To demonstrate that specific delivery of the drug to the desired subcellular compartment can significantly enhance drug action, the mitotic inhibitor PCL was used since much evidence of PCL acting on and altering the function of mitochondria to produce apoptotic action have been observed (André et al., 2002; Kidd et al., 2002; Ferlini et al., 2009). PCL-Rh123-L treatment at PCL concentration 1.5 μg/mL produced significantly higher cytotoxicity than free PCL and PCL-PL (Figure 7). The 35–40% reduction of cell survival was observed with PCL-Rh123-L compared with nontargeted PCL formulations.
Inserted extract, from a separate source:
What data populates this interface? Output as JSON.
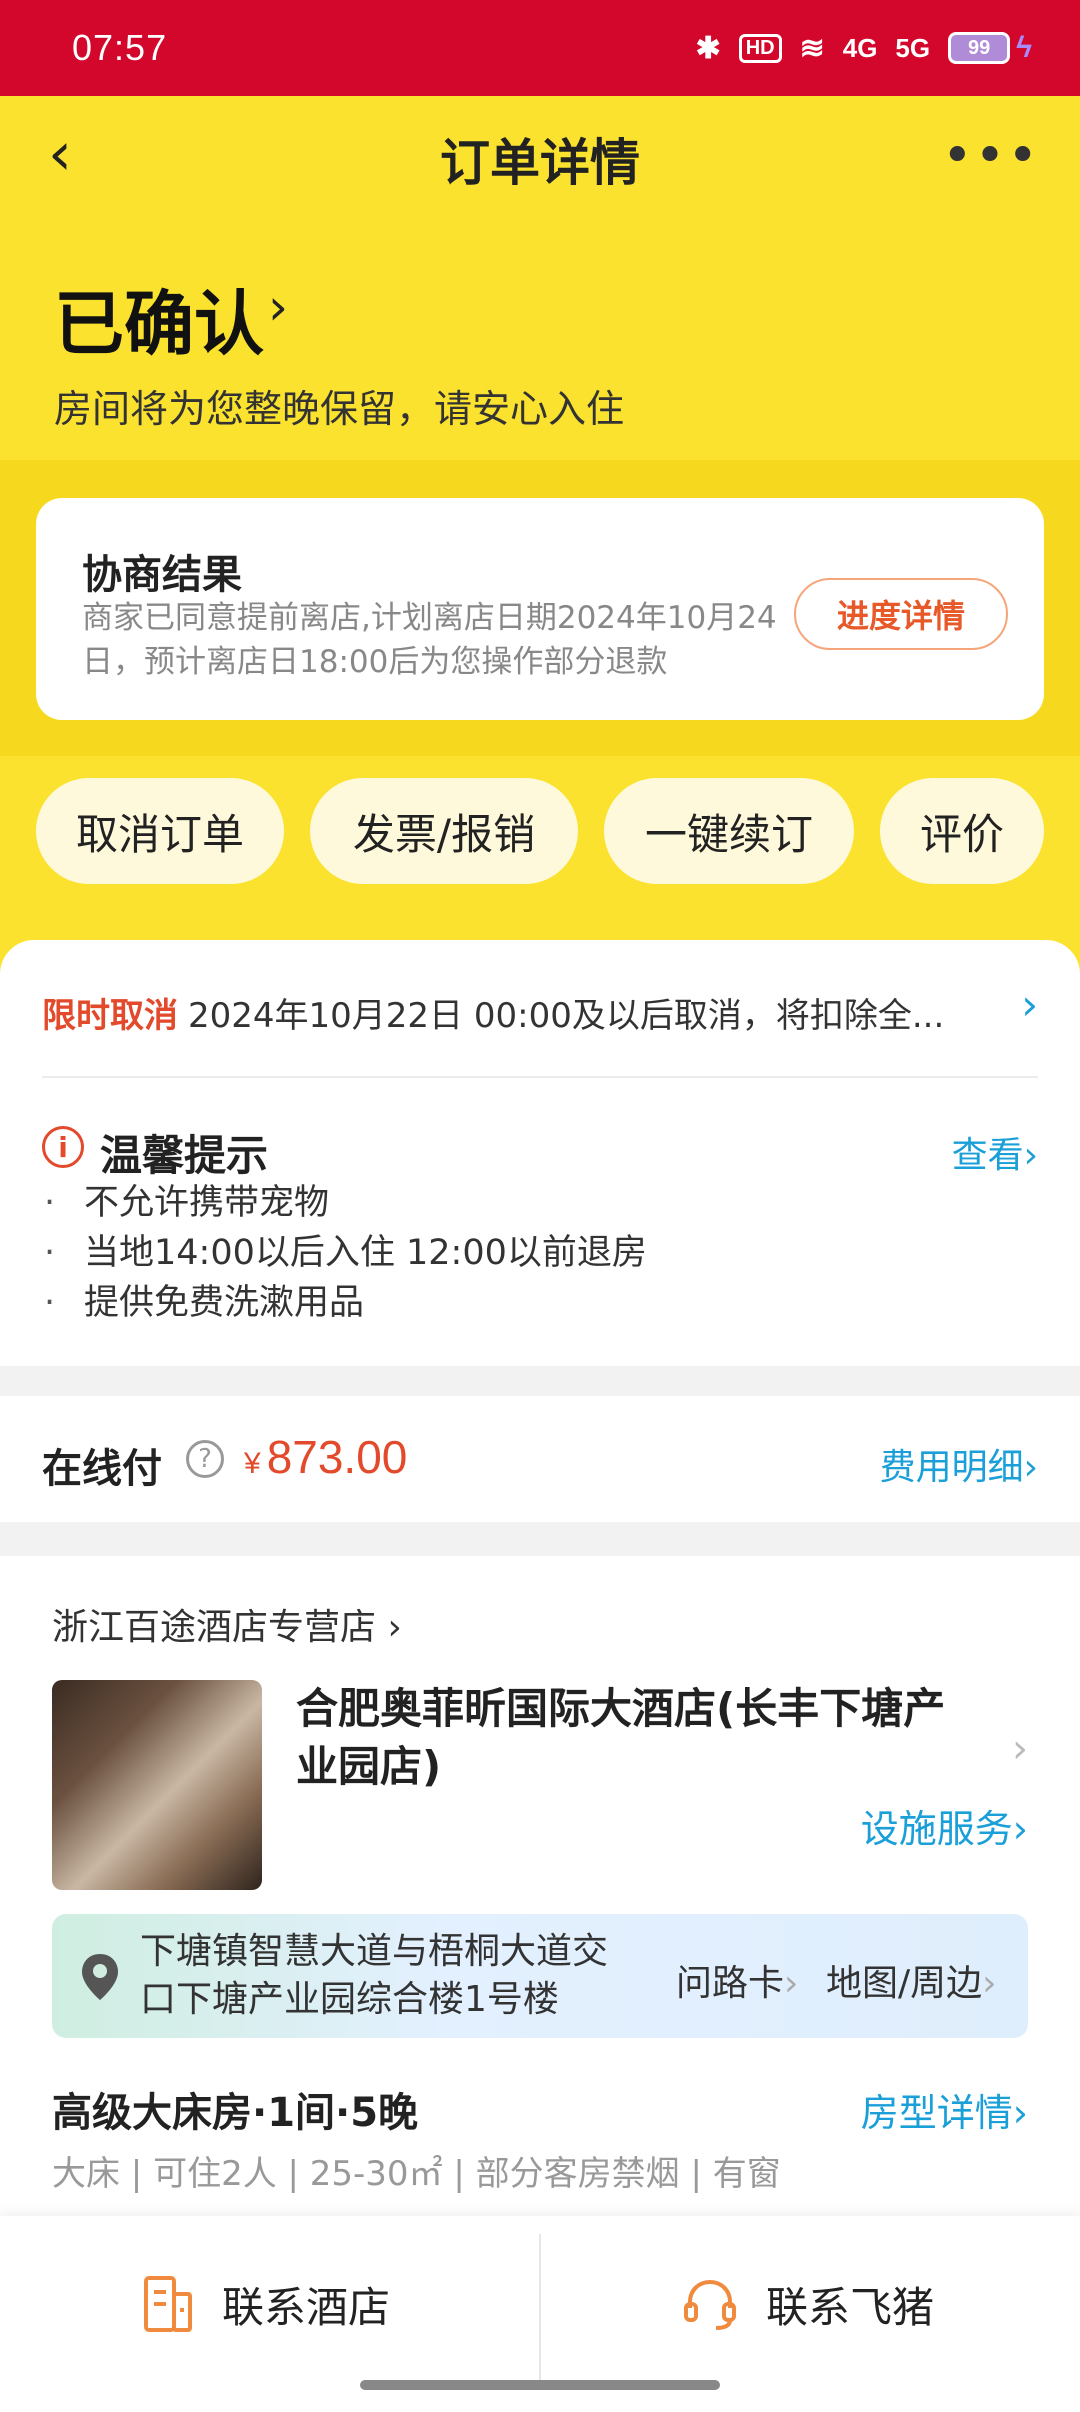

PCL is also well-known as microtubule-destabilizing agent (Schiff et al., 1979). However, apart from its interaction with beta tubulin, PCL also activates the intrinsic mitochondrial apoptotic pathway leading to opening of the permeability transition pore channel (PTPC) and subsequent release of proapoptotic factors, which ultimately leads to apoptosis (Bhalla, 2003; Ferlini et al., 2009). PCL directly inhibits the anti-apoptotic protein BCl-2 in the loop domain that participates in the regulation of PTPC (Shimizu et al., 1998) and thereby facilitates the initiation of apoptosis. Therefore, much evidence indicates a possible apoptotic action of PCL mediated by alteration of mitochondrial function. This study demonstrated the efficient delivery of the therapeutic cargo PCL into the intracellular site of action as evidenced by remarkable increase in PCL-associated cytotoxicity with mitochondrial-targeted PCL-Rh123-L.
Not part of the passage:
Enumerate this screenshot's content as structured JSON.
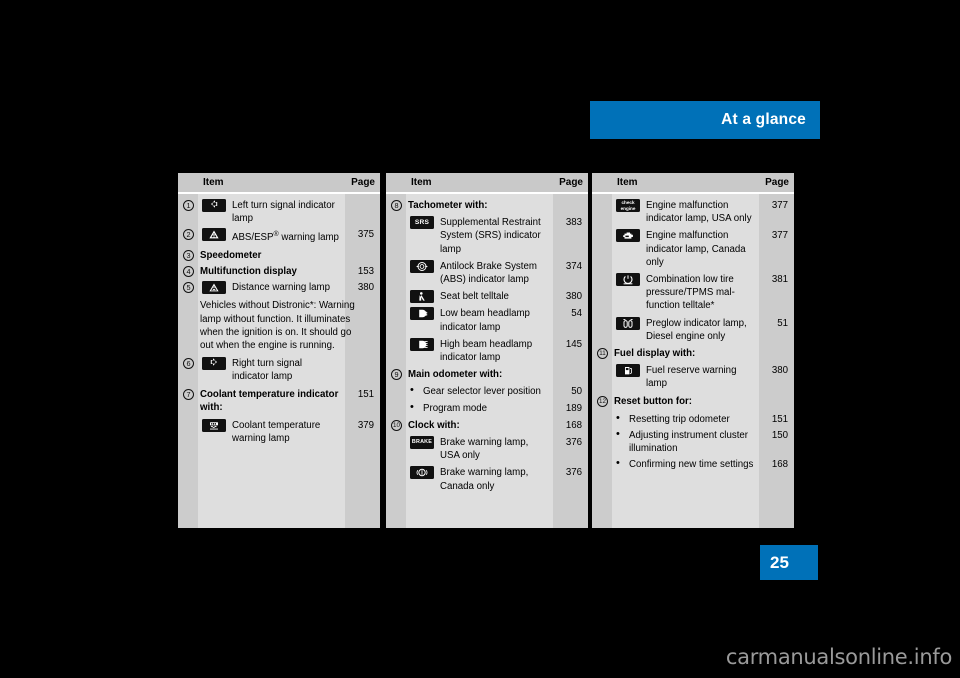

We successfully conjugated a mitochondriotropic dye Rh123 with amphiphilic polymer PEG-PE and incorporated the modified polymer into a liposomal drug-delivery system and achieved its targeting to mitochondria. Our results showed that the uptake of targeted liposomes was significantly higher than that of nontargeted PL at all time points as determined by FACS analysis or by cell lysis method.
We assessed the ability of the targeted liposomes to efficiently deliver a therapeutic cargo into the mitochondrial subcellular compartment and determined the cytotoxicity of PCL delivered to the cells by targeted and nontargeted formulations. The result strongly supports the mitochondrial-targeting property of Rh123-L as evident from the enhanced cytotoxicity.
Overall, our results demonstrate that surface modification of liposomes with the novel amphiphilic Rh123-PEG-PE copolymer not only facilitates cellular association and internalization, but also directs the trafficking of the nanoparticles to a specific subcellular compartment, mitochondria. The substantial increase in the cell killing ability of PCL-Rh123-L compared with PCL-PL confirms the efficient delivery of PCL into the targeted site of PCL’s action and suggests that this novel liposomal formulation could serve more generally as mitochondrial-targeted drug-delivery system.
This work was supported by the NIH grant # RO1 CA128486 to Vladimir P. Torchilin.
Declaration of interest
The authors report no conflicts of interest. The authors alone are responsible for the content and writing of the paper.